The calculator uses an industry-average curve: 15% in year 1, 15% in year 2, 12% in year 3, then 10% per year after that. This matches the published averages from Edmunds, Carfax, and CarEdge. Your specific car may depreciate faster (luxury sedans, EVs with battery degradation, vehicles with high mileage) or slower (Toyotas, Hondas, popular trucks). For a make-and-model-specific curve, check the KBB or Edmunds 5-year depreciation estimator and adjust your expectations.

Is an 84-month auto loan ever a good idea?+

Rarely. Three scenarios where it can pencil out: (1) you have a sub-4% APR (almost no one does in 2026 unless it's a captive-finance promo), (2) you plan to hold the car for 7+ years past the payoff, or (3) you're using the long term as a tactical bridge and plan to pay it off early. For most buyers, the honest alternative is a less expensive car on a 48 or 60-month loan, not the same car on a stretched term. See our 84-month walkthrough for the math.

Why is the sales tax applied to the price minus trade-in?+

Most US states tax the net price after trade-in credit — you only pay sales tax on the difference between the new car and what the dealer is crediting for your trade.
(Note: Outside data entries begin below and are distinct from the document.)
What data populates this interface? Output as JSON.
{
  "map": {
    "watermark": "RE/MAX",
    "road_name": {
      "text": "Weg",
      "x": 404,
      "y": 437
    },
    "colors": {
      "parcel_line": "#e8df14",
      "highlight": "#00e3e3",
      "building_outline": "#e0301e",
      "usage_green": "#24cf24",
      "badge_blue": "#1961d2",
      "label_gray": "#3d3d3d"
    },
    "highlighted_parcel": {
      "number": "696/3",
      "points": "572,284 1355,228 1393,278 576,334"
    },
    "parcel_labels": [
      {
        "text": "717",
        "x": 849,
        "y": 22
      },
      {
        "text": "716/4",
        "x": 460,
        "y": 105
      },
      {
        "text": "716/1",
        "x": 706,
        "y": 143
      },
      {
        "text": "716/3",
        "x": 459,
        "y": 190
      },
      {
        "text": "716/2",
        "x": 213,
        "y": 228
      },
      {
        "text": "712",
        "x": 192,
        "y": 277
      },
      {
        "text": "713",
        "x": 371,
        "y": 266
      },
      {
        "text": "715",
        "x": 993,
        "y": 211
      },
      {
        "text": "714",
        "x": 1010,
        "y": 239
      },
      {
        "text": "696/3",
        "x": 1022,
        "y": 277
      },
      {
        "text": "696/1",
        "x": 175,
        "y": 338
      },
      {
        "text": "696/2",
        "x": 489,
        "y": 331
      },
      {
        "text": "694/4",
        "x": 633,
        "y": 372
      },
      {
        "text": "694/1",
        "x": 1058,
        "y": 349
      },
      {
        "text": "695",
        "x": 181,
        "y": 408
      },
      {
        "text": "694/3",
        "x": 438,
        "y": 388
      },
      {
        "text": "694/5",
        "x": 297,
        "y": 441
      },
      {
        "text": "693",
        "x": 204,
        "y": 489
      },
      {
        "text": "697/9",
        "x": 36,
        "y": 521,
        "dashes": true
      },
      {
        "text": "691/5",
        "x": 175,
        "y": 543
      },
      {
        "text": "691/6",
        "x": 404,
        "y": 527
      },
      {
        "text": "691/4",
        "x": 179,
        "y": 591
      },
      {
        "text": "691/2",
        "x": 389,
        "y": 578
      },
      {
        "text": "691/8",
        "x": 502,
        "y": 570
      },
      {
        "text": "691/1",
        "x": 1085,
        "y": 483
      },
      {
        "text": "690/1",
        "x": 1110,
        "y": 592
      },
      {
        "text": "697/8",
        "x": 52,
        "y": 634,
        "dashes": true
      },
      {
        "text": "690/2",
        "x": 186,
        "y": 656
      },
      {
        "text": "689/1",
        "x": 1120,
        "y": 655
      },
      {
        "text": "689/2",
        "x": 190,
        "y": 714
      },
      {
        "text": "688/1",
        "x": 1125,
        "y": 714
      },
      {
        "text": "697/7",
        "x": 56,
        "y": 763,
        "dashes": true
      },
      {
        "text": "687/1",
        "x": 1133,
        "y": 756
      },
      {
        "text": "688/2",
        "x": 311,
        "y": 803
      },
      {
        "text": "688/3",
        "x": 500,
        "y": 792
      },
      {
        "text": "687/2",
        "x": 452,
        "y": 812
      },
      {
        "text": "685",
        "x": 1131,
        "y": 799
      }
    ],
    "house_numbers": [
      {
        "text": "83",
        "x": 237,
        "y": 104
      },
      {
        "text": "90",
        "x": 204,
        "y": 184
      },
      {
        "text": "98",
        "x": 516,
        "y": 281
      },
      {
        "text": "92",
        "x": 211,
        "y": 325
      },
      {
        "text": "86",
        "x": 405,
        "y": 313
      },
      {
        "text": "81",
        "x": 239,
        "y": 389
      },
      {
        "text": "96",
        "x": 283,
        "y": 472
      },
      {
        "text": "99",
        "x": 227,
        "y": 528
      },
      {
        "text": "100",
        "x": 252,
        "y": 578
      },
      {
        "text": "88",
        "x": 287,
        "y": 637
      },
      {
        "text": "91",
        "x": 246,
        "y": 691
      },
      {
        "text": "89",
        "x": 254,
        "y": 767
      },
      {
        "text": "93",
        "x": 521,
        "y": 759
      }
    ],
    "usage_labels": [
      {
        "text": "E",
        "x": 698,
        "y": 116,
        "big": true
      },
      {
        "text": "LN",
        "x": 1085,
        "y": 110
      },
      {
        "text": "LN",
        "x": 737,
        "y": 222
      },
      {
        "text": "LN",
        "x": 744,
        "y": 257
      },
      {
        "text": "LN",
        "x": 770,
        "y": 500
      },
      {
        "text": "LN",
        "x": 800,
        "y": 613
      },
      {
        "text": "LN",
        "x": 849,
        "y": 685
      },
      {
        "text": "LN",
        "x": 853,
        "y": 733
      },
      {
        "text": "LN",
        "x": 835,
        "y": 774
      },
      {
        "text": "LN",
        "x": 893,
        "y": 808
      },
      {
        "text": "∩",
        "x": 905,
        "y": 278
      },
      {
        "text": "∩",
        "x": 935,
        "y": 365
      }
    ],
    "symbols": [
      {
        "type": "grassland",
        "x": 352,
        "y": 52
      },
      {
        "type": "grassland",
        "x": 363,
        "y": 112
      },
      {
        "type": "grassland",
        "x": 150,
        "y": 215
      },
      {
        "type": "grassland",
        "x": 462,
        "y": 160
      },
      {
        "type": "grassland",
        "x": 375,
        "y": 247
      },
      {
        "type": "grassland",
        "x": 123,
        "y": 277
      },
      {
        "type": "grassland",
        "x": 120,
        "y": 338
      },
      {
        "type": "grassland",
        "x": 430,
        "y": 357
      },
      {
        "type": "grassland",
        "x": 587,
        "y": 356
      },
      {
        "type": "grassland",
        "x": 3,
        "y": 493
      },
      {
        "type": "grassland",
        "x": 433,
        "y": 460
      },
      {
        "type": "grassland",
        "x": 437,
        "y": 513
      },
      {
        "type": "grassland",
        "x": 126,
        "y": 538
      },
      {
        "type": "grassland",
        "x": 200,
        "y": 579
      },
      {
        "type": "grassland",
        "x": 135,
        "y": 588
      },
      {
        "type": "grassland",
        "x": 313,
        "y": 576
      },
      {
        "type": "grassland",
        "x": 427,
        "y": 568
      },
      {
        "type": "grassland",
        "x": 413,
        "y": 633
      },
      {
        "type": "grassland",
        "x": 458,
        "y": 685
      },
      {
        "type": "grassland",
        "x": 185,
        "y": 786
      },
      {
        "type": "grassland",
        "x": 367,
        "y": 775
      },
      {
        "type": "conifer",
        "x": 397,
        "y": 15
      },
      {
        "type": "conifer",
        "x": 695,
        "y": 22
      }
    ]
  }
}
A handful of states (California, Hawaii, Maryland, Michigan, Virginia, and a few others) tax the full purchase price. If you're in one of those states, the calculator will slightly understate your tax. The error is small for most buyers; for a more precise figure, check your state's DMV or revenue department website.

What about rolling negative equity into the new loan?+

If you owe more on your trade-in than the dealer is giving you for it, that gap (the negative equity) gets added to your new loan. Put the trade-in's payoff amount in 'Still owed on trade-in' and the dealer's offer in 'Trade-in value' — the calculator rolls the difference into the principal. Note that rolling negative equity forward stretches your underwater period on the next loan and is a primary reason buyers stay upside-down through three or four vehicles in a row.

Does this replace reading the loan contract?+

No. The calculator shows you the math; the contract is where the surprises live. Mandatory arbitration clauses, prepayment penalties, GAP insurance markups, dealer-add-on fees, and force-placed insurance terms can change the deal's economics by thousands of dollars. Once you've decided the loan makes sense on paper, scan the actual contract in Redline to flag the clauses that aren't on the calculator.